There was also this:
It struck a chord and it took me a minute before I remembered why. It's similar to a line in “TimeQuake,” Kurt Vonnegut's last novel. I reviewed it for The Seattle Times in 1997. Back then I wrote:
Just as Billy Pilgrim could get unstuck in time (in “Slaughterhouse-Five”) and gravity could become variable (“Slapstick”), so Kilgore Trout and the world discover in “Timequake” that the universe isn't always expanding. In the year 2001, the universe has second thoughts and contracts, or hiccups, sending everyone back to what they were doing 10 years before.
It's a perverse form of eternal recurrence. Everyone has knowledge of the next decade but is unable to alter it in any fashion. They essentially become prisoners within their own bodies.
Thus, when the universe gets going again, people are unprepared — asleep at the wheel, as it were — and disasters occur. They don't realize that once again they have to drive their cars or fly their airplanes or concentrate on walking straight.

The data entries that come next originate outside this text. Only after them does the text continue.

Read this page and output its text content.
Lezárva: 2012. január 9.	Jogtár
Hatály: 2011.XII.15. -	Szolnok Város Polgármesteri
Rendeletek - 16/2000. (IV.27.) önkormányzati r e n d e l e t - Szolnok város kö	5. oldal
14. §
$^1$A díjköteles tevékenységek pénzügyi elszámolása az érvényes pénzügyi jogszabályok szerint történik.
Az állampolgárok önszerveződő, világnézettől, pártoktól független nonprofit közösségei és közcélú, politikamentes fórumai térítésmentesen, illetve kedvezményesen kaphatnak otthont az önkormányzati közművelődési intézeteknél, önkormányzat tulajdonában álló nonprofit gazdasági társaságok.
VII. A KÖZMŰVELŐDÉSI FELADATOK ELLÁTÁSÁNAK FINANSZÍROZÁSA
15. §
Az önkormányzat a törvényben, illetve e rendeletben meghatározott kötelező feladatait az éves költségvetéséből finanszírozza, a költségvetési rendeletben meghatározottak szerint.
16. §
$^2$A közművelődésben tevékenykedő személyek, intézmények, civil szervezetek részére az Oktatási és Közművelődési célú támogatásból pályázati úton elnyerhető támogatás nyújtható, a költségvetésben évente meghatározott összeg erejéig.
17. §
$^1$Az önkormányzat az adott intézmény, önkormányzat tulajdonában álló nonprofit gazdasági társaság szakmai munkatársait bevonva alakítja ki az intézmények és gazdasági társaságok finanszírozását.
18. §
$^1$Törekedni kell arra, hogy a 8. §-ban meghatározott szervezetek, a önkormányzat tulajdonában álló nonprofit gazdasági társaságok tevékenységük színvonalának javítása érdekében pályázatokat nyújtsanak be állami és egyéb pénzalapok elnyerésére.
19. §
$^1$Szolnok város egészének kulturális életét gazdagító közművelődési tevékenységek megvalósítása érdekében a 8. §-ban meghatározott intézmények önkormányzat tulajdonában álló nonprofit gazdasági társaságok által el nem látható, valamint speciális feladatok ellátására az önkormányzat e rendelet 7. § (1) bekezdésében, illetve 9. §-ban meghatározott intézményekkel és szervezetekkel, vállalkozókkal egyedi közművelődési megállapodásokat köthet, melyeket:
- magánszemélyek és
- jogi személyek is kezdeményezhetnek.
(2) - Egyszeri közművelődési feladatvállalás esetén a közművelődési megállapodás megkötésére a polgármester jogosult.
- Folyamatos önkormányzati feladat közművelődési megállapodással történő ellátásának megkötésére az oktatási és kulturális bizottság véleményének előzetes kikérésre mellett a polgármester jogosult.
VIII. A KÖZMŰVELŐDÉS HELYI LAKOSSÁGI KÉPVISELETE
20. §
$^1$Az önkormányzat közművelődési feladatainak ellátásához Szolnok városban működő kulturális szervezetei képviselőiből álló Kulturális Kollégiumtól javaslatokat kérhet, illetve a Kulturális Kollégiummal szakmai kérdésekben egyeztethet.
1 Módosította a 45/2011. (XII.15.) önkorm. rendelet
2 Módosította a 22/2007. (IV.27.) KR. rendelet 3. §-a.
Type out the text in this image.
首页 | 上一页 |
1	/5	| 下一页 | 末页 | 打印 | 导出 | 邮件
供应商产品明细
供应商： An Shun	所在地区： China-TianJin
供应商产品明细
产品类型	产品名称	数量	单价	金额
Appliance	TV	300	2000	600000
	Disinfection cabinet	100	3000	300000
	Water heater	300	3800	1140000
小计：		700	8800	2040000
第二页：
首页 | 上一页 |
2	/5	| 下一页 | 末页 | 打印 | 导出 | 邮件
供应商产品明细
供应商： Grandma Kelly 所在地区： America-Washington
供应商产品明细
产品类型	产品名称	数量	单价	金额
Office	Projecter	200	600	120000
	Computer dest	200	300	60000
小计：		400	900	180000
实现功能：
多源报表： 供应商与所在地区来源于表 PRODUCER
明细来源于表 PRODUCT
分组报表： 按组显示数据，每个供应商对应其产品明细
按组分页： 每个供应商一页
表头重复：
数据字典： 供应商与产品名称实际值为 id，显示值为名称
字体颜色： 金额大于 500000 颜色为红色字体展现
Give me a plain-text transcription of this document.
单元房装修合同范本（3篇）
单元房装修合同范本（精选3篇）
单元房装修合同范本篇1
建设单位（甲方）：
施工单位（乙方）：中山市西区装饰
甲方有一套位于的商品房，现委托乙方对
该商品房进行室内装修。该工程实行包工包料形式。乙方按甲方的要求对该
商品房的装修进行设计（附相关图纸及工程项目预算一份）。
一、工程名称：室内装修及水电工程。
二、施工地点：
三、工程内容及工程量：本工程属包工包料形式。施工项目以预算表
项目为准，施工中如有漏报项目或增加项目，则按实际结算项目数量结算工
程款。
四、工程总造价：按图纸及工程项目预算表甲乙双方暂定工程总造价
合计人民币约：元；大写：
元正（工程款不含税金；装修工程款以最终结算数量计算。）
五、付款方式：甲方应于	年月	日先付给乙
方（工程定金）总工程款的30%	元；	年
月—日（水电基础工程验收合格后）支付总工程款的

So cars crash, planes plummet, people wobble and fall over.
Trout, one of the first to realize what has happened, tries to wake people out of their stupor by shouting, “You have free will!” When this doesn't work, he tells them, “You were sick, but now you are well, and there's work to do!”
It's January 21, 2009. You were sick. But now you are well. And there's work to be done.